Archive for October, 2006

Ruby Highlighting in Emacs

Monday, October 30th, 2006

If you want to turn on syntax highlighting for Ruby in emacs, first download ruby-elisp, then add the following to your .emacs file.


(autoload 'ruby-mode "ruby-mode" "Load ruby-mode")
(add-to-list 'auto-mode-alist '("\\.rb$" . ruby-mode))
;; uncomment the next line if you want syntax highlighting
(add-hook 'ruby-mode-hook 'turn-on-font-lock)

I like a darker color, with the possible to escape if the colors don’t work out


(autoload 'ruby-mode "ruby-mode" "Load ruby-mode")
(add-to-list 'auto-mode-alist '("\\.rb$" . ruby-mode))
;; uncomment the next line if you want syntax highlighting
(add-hook 'ruby-mode-hook '(lambda ()
(set-background-color "slate grey")
(set-foreground-color "almond")
turn-on-font-lock))

(add-hook 'text-mode-hook '(lambda ()
(set-background-color "white")
(set-foreground-color "black")))

when ruby-mode is loaded the background is slate grey, to get a white back ground just start using text-mode

Rapid Development (aka Lean, Agile, Iterative) Processes

Sunday, October 8th, 2006

I get asked lots of questions about the benefits of a highly iterative process. I also get lots of questions about the tools used in iterative processes. These are good questions and I enjoy discussing them with people, but we hardly ever end up discussing the processes themselves.

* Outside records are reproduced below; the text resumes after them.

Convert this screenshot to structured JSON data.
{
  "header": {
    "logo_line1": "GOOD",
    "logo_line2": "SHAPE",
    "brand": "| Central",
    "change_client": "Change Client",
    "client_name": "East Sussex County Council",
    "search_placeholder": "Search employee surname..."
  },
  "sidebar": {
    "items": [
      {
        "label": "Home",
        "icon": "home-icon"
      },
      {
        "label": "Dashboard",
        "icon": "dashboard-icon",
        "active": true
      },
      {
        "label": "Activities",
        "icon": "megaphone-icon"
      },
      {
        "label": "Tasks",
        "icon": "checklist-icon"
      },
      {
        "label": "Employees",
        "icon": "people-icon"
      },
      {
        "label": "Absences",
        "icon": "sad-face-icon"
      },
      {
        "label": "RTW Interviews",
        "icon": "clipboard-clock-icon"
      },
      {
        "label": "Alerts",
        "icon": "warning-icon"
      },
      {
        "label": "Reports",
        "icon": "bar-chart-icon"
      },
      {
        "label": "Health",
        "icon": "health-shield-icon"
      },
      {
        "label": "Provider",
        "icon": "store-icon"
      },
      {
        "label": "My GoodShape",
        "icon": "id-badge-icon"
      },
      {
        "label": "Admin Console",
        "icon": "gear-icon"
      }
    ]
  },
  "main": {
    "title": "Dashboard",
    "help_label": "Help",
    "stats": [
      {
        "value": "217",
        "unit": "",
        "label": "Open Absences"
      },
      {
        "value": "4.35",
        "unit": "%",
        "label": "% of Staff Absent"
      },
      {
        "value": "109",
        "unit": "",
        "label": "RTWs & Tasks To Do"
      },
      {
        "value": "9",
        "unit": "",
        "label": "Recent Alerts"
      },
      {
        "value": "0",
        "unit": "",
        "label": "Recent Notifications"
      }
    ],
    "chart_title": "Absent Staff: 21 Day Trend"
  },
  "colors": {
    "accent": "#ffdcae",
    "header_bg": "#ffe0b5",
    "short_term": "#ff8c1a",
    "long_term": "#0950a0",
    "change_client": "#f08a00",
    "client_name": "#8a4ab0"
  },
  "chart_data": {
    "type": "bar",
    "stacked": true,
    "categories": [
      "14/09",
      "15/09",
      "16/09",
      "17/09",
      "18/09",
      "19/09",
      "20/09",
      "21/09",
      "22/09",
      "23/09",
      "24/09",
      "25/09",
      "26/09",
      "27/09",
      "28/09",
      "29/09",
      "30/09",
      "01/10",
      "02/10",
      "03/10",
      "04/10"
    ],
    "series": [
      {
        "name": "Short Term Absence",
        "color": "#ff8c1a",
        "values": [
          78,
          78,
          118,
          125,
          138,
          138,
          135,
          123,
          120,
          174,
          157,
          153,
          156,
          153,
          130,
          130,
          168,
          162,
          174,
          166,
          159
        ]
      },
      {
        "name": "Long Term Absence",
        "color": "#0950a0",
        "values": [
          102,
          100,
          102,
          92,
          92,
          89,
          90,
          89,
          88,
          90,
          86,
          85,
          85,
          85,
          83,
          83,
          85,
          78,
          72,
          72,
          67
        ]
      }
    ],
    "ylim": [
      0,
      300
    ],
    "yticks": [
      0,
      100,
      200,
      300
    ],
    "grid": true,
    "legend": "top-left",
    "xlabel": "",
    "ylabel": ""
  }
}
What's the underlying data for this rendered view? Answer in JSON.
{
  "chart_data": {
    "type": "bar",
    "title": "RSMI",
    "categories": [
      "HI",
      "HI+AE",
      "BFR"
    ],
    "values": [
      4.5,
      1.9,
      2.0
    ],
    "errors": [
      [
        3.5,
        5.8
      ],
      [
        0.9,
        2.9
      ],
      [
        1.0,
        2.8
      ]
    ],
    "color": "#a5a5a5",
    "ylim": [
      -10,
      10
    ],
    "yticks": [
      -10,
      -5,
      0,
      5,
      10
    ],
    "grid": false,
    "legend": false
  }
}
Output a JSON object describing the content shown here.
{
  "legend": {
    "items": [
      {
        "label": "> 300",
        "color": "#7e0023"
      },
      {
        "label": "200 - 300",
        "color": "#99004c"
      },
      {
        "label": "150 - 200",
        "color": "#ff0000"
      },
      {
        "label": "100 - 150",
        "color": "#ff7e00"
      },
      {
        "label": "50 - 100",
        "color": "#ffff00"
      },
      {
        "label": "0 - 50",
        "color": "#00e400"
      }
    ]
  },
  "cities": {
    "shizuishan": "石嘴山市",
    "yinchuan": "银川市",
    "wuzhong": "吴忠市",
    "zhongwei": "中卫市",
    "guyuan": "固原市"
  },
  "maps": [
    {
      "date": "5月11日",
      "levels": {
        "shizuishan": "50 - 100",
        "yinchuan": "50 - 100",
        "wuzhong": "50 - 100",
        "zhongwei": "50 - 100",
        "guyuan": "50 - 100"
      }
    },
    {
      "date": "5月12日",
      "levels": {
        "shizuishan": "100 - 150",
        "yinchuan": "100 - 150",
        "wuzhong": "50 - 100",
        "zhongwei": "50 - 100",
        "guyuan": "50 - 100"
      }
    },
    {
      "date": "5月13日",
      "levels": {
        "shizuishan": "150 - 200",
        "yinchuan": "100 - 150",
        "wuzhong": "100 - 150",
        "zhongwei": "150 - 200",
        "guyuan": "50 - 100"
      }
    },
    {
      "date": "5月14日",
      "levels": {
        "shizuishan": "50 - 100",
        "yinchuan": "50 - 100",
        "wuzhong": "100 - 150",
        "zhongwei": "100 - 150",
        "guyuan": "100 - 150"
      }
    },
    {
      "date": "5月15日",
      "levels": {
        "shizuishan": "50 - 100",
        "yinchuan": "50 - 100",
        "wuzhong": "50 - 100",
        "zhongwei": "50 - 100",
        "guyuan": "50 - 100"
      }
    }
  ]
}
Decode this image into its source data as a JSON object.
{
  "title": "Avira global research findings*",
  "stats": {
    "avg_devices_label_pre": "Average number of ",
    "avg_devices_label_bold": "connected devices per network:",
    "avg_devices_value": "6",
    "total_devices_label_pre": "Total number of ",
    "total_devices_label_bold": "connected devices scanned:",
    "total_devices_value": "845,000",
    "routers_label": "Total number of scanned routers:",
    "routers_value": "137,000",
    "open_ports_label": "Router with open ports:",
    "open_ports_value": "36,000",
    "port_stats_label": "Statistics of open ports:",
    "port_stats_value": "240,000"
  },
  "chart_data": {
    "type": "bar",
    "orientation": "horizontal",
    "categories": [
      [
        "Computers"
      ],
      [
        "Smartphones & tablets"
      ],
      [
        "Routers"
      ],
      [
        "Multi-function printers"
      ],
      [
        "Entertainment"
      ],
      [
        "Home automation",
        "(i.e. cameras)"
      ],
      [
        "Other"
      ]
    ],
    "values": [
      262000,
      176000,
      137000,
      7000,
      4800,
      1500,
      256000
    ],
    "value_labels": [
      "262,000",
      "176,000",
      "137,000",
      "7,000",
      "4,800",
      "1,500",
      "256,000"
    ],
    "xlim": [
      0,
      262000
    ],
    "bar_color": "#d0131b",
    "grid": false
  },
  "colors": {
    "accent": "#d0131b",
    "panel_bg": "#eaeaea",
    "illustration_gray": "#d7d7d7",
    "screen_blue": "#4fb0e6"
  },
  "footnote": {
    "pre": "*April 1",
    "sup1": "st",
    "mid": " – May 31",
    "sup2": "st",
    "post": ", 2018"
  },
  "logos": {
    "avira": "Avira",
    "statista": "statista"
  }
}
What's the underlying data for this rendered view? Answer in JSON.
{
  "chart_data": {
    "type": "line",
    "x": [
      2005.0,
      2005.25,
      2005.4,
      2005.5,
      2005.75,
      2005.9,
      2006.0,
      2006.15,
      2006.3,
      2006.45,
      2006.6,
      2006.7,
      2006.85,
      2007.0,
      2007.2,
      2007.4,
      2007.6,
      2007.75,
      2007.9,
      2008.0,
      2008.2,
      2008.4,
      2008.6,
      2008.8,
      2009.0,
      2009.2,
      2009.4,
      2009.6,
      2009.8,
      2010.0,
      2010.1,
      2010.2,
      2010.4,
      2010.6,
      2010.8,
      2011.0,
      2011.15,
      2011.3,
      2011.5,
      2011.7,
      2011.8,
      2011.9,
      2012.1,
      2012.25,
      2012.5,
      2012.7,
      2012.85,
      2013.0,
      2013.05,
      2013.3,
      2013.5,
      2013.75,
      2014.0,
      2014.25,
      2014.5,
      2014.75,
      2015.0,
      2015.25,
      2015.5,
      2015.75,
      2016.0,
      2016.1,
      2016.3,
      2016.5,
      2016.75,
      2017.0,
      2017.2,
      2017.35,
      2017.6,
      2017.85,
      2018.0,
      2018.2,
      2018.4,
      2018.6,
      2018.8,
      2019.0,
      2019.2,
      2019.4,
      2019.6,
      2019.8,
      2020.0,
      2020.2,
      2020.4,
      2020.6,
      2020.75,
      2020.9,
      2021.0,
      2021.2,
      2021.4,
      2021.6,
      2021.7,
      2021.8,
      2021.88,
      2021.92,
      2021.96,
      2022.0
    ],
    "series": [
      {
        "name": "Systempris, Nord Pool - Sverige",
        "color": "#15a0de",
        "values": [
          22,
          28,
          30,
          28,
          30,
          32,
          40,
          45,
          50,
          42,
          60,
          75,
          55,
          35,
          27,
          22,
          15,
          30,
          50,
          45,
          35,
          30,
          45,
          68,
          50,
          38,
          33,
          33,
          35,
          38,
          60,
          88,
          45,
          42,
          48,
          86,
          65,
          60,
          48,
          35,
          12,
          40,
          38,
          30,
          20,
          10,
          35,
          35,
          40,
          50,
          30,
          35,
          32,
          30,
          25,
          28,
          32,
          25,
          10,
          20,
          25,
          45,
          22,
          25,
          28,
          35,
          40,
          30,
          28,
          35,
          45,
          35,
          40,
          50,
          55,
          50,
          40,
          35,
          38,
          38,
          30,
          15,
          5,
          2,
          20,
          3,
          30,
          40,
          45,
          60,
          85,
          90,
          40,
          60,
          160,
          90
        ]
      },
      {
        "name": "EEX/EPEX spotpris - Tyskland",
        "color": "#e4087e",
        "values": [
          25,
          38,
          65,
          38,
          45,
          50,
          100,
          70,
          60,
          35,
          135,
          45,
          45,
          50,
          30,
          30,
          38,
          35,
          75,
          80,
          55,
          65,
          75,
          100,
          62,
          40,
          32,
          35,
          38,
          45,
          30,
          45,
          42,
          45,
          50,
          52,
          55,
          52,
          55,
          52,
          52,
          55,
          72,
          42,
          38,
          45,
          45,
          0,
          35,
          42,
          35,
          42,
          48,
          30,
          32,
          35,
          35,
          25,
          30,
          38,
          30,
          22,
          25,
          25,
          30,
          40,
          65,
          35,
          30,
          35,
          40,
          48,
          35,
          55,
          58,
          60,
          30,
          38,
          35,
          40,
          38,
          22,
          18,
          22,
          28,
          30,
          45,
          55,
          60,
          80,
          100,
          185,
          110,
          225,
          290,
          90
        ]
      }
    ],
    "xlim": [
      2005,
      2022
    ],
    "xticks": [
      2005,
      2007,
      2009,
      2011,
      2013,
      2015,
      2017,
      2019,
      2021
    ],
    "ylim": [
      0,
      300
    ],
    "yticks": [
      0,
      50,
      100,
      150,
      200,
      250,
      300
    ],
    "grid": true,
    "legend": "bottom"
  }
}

I must admit I feel pangs of regret, because a key part of Iterative processes is the fact that the group owns the processes. Owning your processes is a lot of fun. After every iteration, the group should ask two questions

  • What Do We Want To Keep?
  • What Do We Want To Change?

If you keep asking those questions, and keep improving your processes, then everything falls into line. What tool to use isn’t even considered, instead new tools are picked to fit the processes that the group puts in place.

For example, lets suppose a group doing 2 week iterations is using Microsoft Project to manage their schedule.

  • After the first iteration: This sucks, we meet everyday and everyone knows the dependencies and what blocking them, yet every detail is still logged in MS Project. Lets stop putting dependencies and blocking into MS Project
  • After the second iteration:MS Project isn’t a huge time sink, but my boss can’t see how much work we’re doing. Lets make a bar graph the number of stories completed
  • After the third iteration:Some people don’t have project and they can’t edit their own task estimates, lets just try Excel instead. We really only need owner, estimate, hours left, status ordered by priority
  • After the fourth iteration:Excel isn’t too bad, now that the schedule is more self serve we can add the Blocked status back in.

Maybe this group will get to white board and sticky notes, maybe they won’t. They will keep working on their processes to make the improvements which work for them.